Le sang de Kairii ne fit qu'un tour. Il avait compté sur l'avarice des patrons, mais la superstition était plus forte.
— Je ne crois pas que la crémation soit une bonne idée, dit-il rapidement. En outre, il va falloir payer une forte somme pour obtenir des moines qu'ils acceptent le corps d'un prostitué... Il vaudrait mieux le laisser à Sendagaya. Je vous ai dit que mon père était devenu kitôshi, après avoir été déchu de son statut de samurai : je sais faire le rite du feu. Je le ferais pour Tarô.
Le patron le regarda un moment. Puis il agita la main.
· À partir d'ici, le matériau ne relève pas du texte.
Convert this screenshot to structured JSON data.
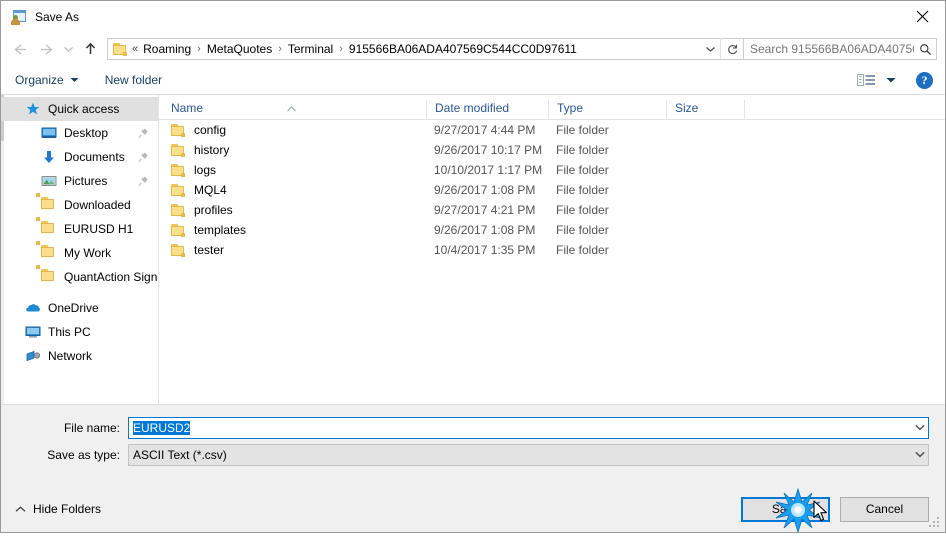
{
  "window": {
    "title": "Save As",
    "icon": "save-as-window-icon",
    "close_label": "✕"
  },
  "nav": {
    "back": "back-arrow",
    "forward": "forward-arrow",
    "recent": "recent-locations-chevron",
    "up": "up-arrow",
    "refresh": "refresh-icon"
  },
  "address": {
    "leading_chevrons": "«",
    "separator": "›",
    "crumbs": [
      "Roaming",
      "MetaQuotes",
      "Terminal",
      "915566BA06ADA407569C544CC0D97611"
    ],
    "dropdown": "chevron-down-icon"
  },
  "search": {
    "placeholder": "Search 915566BA06ADA40756...",
    "icon": "search-icon"
  },
  "toolbar": {
    "organize": "Organize",
    "new_folder": "New folder",
    "view_icon": "details-view-icon",
    "view_caret": "chevron-down-icon",
    "help": "?"
  },
  "sidebar": {
    "items": [
      {
        "label": "Quick access",
        "icon": "star-icon",
        "selected": true,
        "indent": false,
        "pinned": false
      },
      {
        "label": "Desktop",
        "icon": "desktop-icon",
        "selected": false,
        "indent": true,
        "pinned": true
      },
      {
        "label": "Documents",
        "icon": "documents-download-icon",
        "selected": false,
        "indent": true,
        "pinned": true
      },
      {
        "label": "Pictures",
        "icon": "pictures-icon",
        "selected": false,
        "indent": true,
        "pinned": true
      },
      {
        "label": "Downloaded",
        "icon": "folder-icon",
        "selected": false,
        "indent": true,
        "pinned": false
      },
      {
        "label": "EURUSD H1",
        "icon": "folder-icon",
        "selected": false,
        "indent": true,
        "pinned": false
      },
      {
        "label": "My Work",
        "icon": "folder-icon",
        "selected": false,
        "indent": true,
        "pinned": false
      },
      {
        "label": "QuantAction Signal",
        "icon": "folder-icon",
        "selected": false,
        "indent": true,
        "pinned": false
      },
      {
        "label": "OneDrive",
        "icon": "onedrive-cloud-icon",
        "selected": false,
        "indent": false,
        "pinned": false
      },
      {
        "label": "This PC",
        "icon": "this-pc-icon",
        "selected": false,
        "indent": false,
        "pinned": false
      },
      {
        "label": "Network",
        "icon": "network-icon",
        "selected": false,
        "indent": false,
        "pinned": false
      }
    ]
  },
  "filelist": {
    "columns": [
      "Name",
      "Date modified",
      "Type",
      "Size"
    ],
    "sort_column": "Name",
    "sort_direction": "ascending",
    "rows": [
      {
        "name": "config",
        "date": "9/27/2017 4:44 PM",
        "type": "File folder",
        "size": ""
      },
      {
        "name": "history",
        "date": "9/26/2017 10:17 PM",
        "type": "File folder",
        "size": ""
      },
      {
        "name": "logs",
        "date": "10/10/2017 1:17 PM",
        "type": "File folder",
        "size": ""
      },
      {
        "name": "MQL4",
        "date": "9/26/2017 1:08 PM",
        "type": "File folder",
        "size": ""
      },
      {
        "name": "profiles",
        "date": "9/27/2017 4:21 PM",
        "type": "File folder",
        "size": ""
      },
      {
        "name": "templates",
        "date": "9/26/2017 1:08 PM",
        "type": "File folder",
        "size": ""
      },
      {
        "name": "tester",
        "date": "10/4/2017 1:35 PM",
        "type": "File folder",
        "size": ""
      }
    ]
  },
  "form": {
    "filename_label": "File name:",
    "filename_value": "EURUSD2",
    "filename_selected": true,
    "savetype_label": "Save as type:",
    "savetype_value": "ASCII Text (*.csv)",
    "dropdown_icon": "chevron-down-icon"
  },
  "footer": {
    "hide_folders": "Hide Folders",
    "hide_folders_caret": "chevron-up-icon",
    "save": "Save",
    "cancel": "Cancel"
  },
  "overlay": {
    "click_effect": "click-starburst",
    "cursor": "mouse-pointer"
  },
  "colors": {
    "accent": "#0078d7",
    "folder": "#fcdf8a",
    "header_text": "#2b5797",
    "selection": "#0078d7",
    "chrome_bg": "#f0f0f0"
  }
}
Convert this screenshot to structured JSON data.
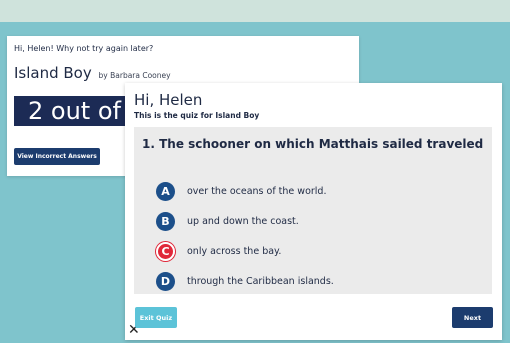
{
  "results_card": {
    "greeting": "Hi, Helen! Why not try again later?",
    "book_title": "Island Boy",
    "book_author": "by Barbara Cooney",
    "score_text": "2 out of",
    "view_incorrect_label": "View Incorrect Answers"
  },
  "quiz_card": {
    "greeting": "Hi, Helen",
    "subtitle": "This is the quiz for Island Boy",
    "question": "1. The schooner on which Matthais sailed traveled",
    "incorrect_mark": "✕",
    "answers": [
      {
        "letter": "A",
        "text": "over the oceans of the world."
      },
      {
        "letter": "B",
        "text": "up and down the coast."
      },
      {
        "letter": "C",
        "text": "only across the bay.",
        "marked_incorrect": true
      },
      {
        "letter": "D",
        "text": "through the Caribbean islands."
      }
    ],
    "exit_label": "Exit Quiz",
    "next_label": "Next"
  },
  "colors": {
    "background": "#7fc4cc",
    "navy": "#1c3c6e",
    "answer_blue": "#1c4f8a",
    "wrong_red": "#e0283a",
    "exit_cyan": "#5cc3d8"
  }
}
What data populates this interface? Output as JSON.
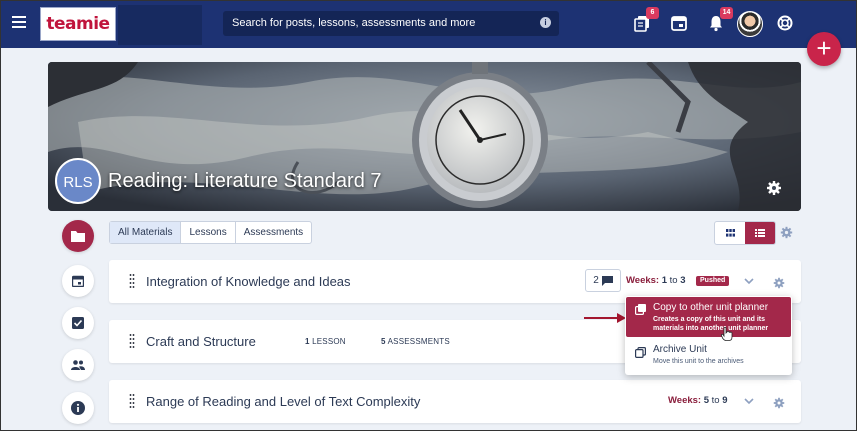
{
  "topbar": {
    "logo": "teamie",
    "search_placeholder": "Search for posts, lessons, assessments and more",
    "notifications": [
      {
        "icon": "posts-icon",
        "badge": "6"
      },
      {
        "icon": "calendar-icon",
        "badge": ""
      },
      {
        "icon": "bell-icon",
        "badge": "14"
      }
    ]
  },
  "course": {
    "initials": "RLS",
    "title": "Reading: Literature Standard 7"
  },
  "filters": {
    "tabs": [
      "All Materials",
      "Lessons",
      "Assessments"
    ],
    "active": "All Materials"
  },
  "units": [
    {
      "title": "Integration of Knowledge and Ideas",
      "comments": "2",
      "weeks_label": "Weeks:",
      "week_start": "1",
      "week_to": "to",
      "week_end": "3",
      "status": "Pushed"
    },
    {
      "title": "Craft and Structure",
      "lesson_count": "1",
      "lesson_label": "LESSON",
      "assessment_count": "5",
      "assessment_label": "ASSESSMENTS"
    },
    {
      "title": "Range of Reading and Level of Text Complexity",
      "weeks_label": "Weeks:",
      "week_start": "5",
      "week_to": "to",
      "week_end": "9"
    }
  ],
  "unit_menu": {
    "copy_title": "Copy to other unit planner",
    "copy_desc": "Creates a copy of this unit and its materials into another unit planner",
    "archive_title": "Archive Unit",
    "archive_desc": "Move this unit to the archives"
  },
  "colors": {
    "nav": "#1d3273",
    "accent": "#a3284a",
    "fab": "#c9244a"
  }
}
— Bien bien, je te laisse t'en charger, Yukigiku.
— Il doit vouloir trafiquer quelque obscur projet avec le corps... murmura-t-on. Un truc lié à la magie noire. Ou alors, il veut vraiment le manger !
— C'est un renard, je vous dis... Les renards récupèrent leurs forces magiques en mangeant le foie des gens.
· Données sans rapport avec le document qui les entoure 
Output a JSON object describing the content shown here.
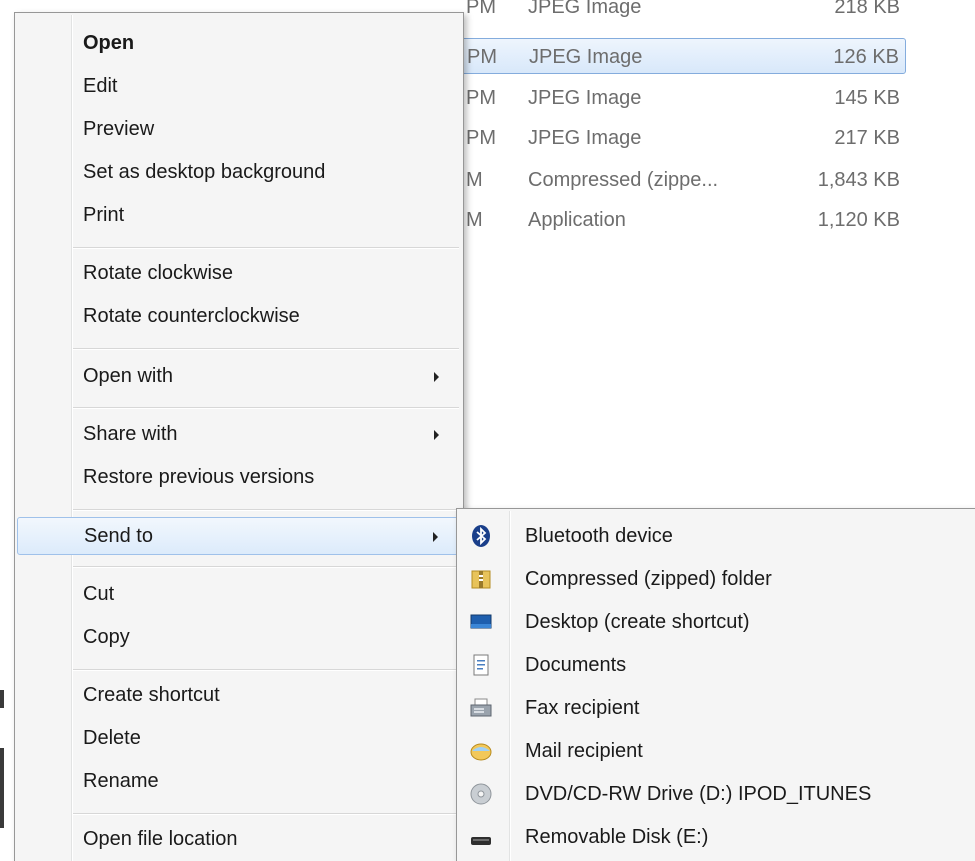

On fit taire les critiques. Aidé de deux serviteurs, Yukigiku quitta Yushima avec le corps et un chargement de rondins de bois. Pour le faire sortir du quartier réservé, on lui avait fait revêtir un kimono de travailleur en coton rugueux, et ses cheveux cirés et noués en chignon Shimada étaient soigneusement recouverts d'un foulard blanc.
Le cadavre fut déposé parmi les hautes herbes de Sendagaya. Kairii demanda à ce qu'on le laisse seul, pour effectuer les rites.
— Ce sont des mantras secrets, expliqua-t-il. Je ne peux pas les réciter devant des non-initiés : ça vous tuerait sur le champ. Allez m'attendre à la sortie du cimetière.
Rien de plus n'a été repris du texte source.